Als zu Luther die Nachricht dringt, daß der unbesonnene Eifer
seines Freundes Karlstadt, der die Bilder und Altäre, welche so-
lange Gegenstand der Verehrung gewesen, zerstört, in Wittenberg
große Unruhen erregt, duldet es ihn nicht länger auf der Wartburg.
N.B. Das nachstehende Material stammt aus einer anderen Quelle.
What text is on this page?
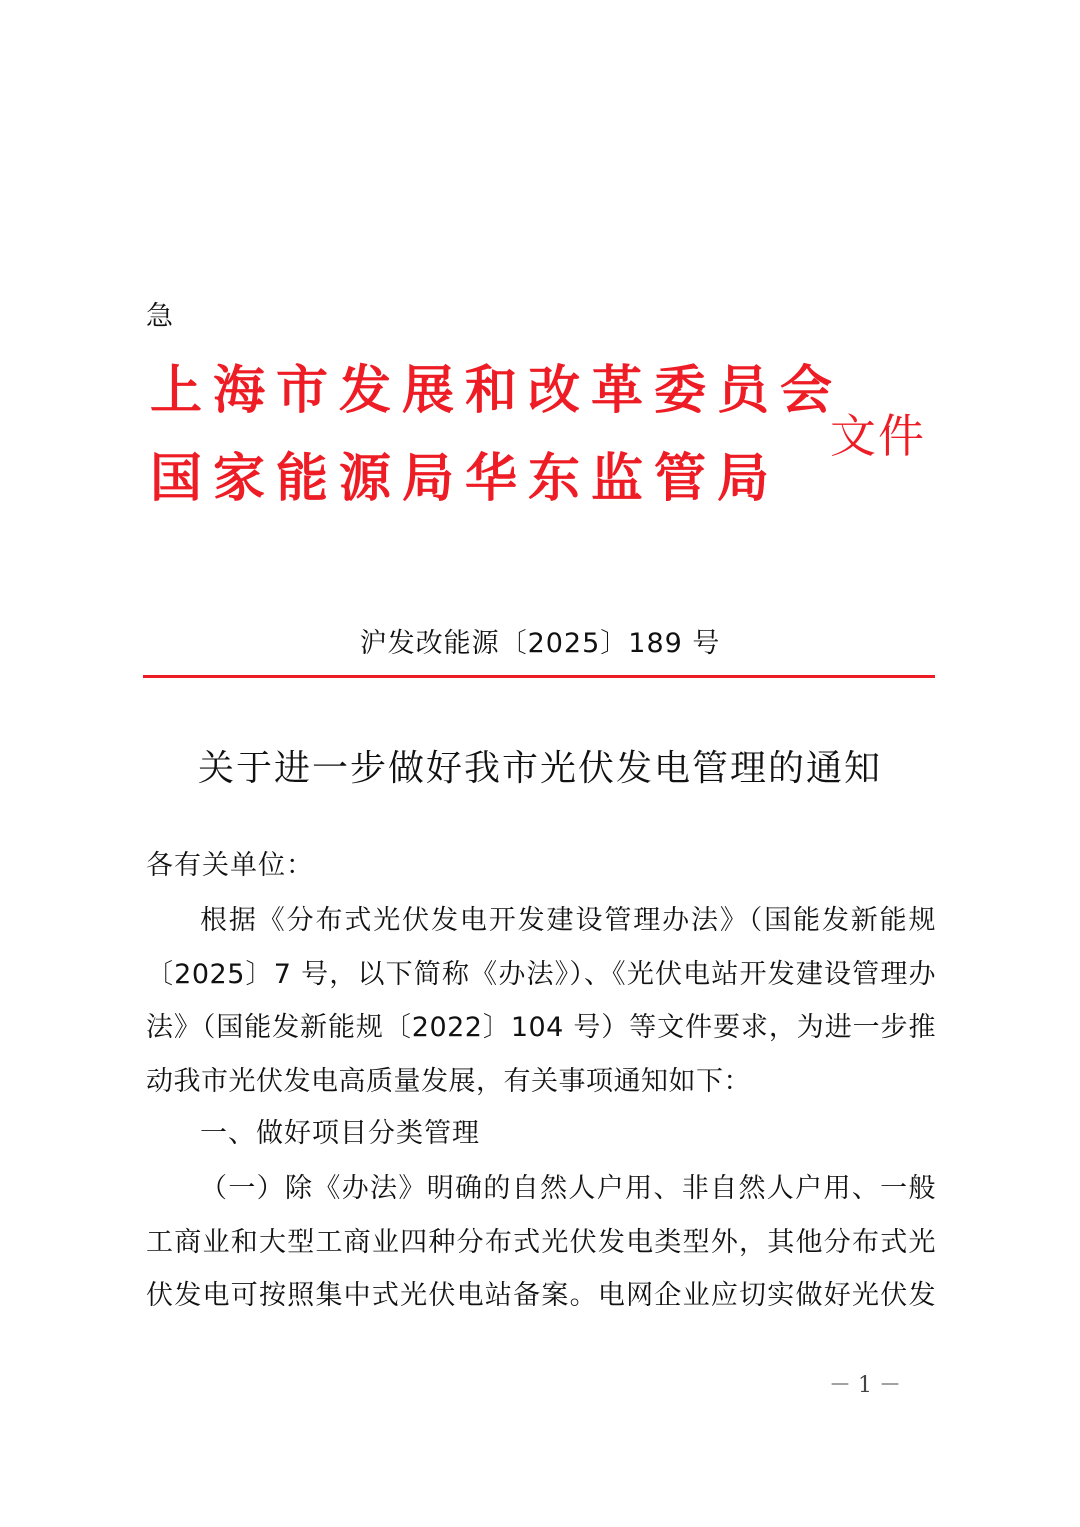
急
上海市发展和改革委员会
国家能源局华东监管局
文件
沪发改能源〔2025〕189 号
关于进一步做好我市光伏发电管理的通知
各有关单位：
根据《分布式光伏发电开发建设管理办法》（国能发新能规〔2025〕7 号，以下简称《办法》）、《光伏电站开发建设管理办法》（国能发新能规〔2022〕104 号）等文件要求，为进一步推动我市光伏发电高质量发展，有关事项通知如下：
一、做好项目分类管理
（一）除《办法》明确的自然人户用、非自然人户用、一般工商业和大型工商业四种分布式光伏发电类型外，其他分布式光伏发电可按照集中式光伏电站备案。电网企业应切实做好光伏发
－ 1 －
Er eilt, trotz Acht und Bann, nach Wittenberg, wo er so lange
predigt, bis Ruhe und Ordnung hergestellt sind. Großer Kummer
und schwerer Verdruß erwuchs dem Dr. Luther durch den Aufstand
der Bauern im mittleren und südlichen Deutschland. Die von Adel
und Geistlichkeit arg bedrückten Bewohner des Landes verwechselten
Luthers Lehre von der Freiheit in Glaubenssachen mit der
Freiheit im Staatsleben. Sie begehrten Aufhebung der drückendsten
Fronden.
Der Bauernkrieg (1524—25).
Die Bauern sind erst allmählich von Reformern, d. h. Verbesserern,
ihrer armseligen Zustände zu Revolutionären geworden, zu Umstürzlern,
die unbedenklich zu Gewalttätigkeiten schritten. Wolfgang Goethes
scharfer Instinkt hat im „Götz von Berlichingen", obgleich dieses Drama
in bezug auf den „Bauernkrieg" noch alten Quellen folgt, Recht und
Unrecht scharf auseinander gehalten.
Den ersten Vorstoß der Besitzlosen gegen die Besitzenden, eine
sogenannte proletarische Bewegung, sehen wir in Deutschland im
„Bauernkrieg" vor uns, als sich in der Rhein- und Maingegend,
namentlich im Frankenlande, zu Miltenberg, Würzburg usw. die unter-
drückten Landleute gegen ihre Herren empörten und unter der Leitung
gewissenloser Hetzer sehr bald aus Reformern zu Brandstiftern und
Mördern wurden. Es ist kein Zufall, daß diese Bewegung von
unten auf in die Zeit der religiösen Reformation hineinfällt, wenn
auch Luther sich stets bemüht hat, Geistliches und Weltliches zu
trennen. Mit seinem Wort von der „Freiheit des Christenmenschen"
war denn doch schließlich auch die Losung für eine Neuordnung sozialer
und wirtschaftlicher Verhältnisse gegeben. Die Aufständischen sammelten
sich in den einzelnen Landschaften zu sogenannten „Haufen", die
namentlich im Odenwald unter Führung eines verkommenen Wirts
Georg Metzler schmähliche Gewalttaten verübten. In Weinsberg
jagten die Bauern den Grafen von Helfenstein und 20 andere
Edelleute durch die Spieße. Nur gezwungen hatte der Ritter Götz
von Berlichingen sich von ihnen zum „Hauptmann" wählen lassen.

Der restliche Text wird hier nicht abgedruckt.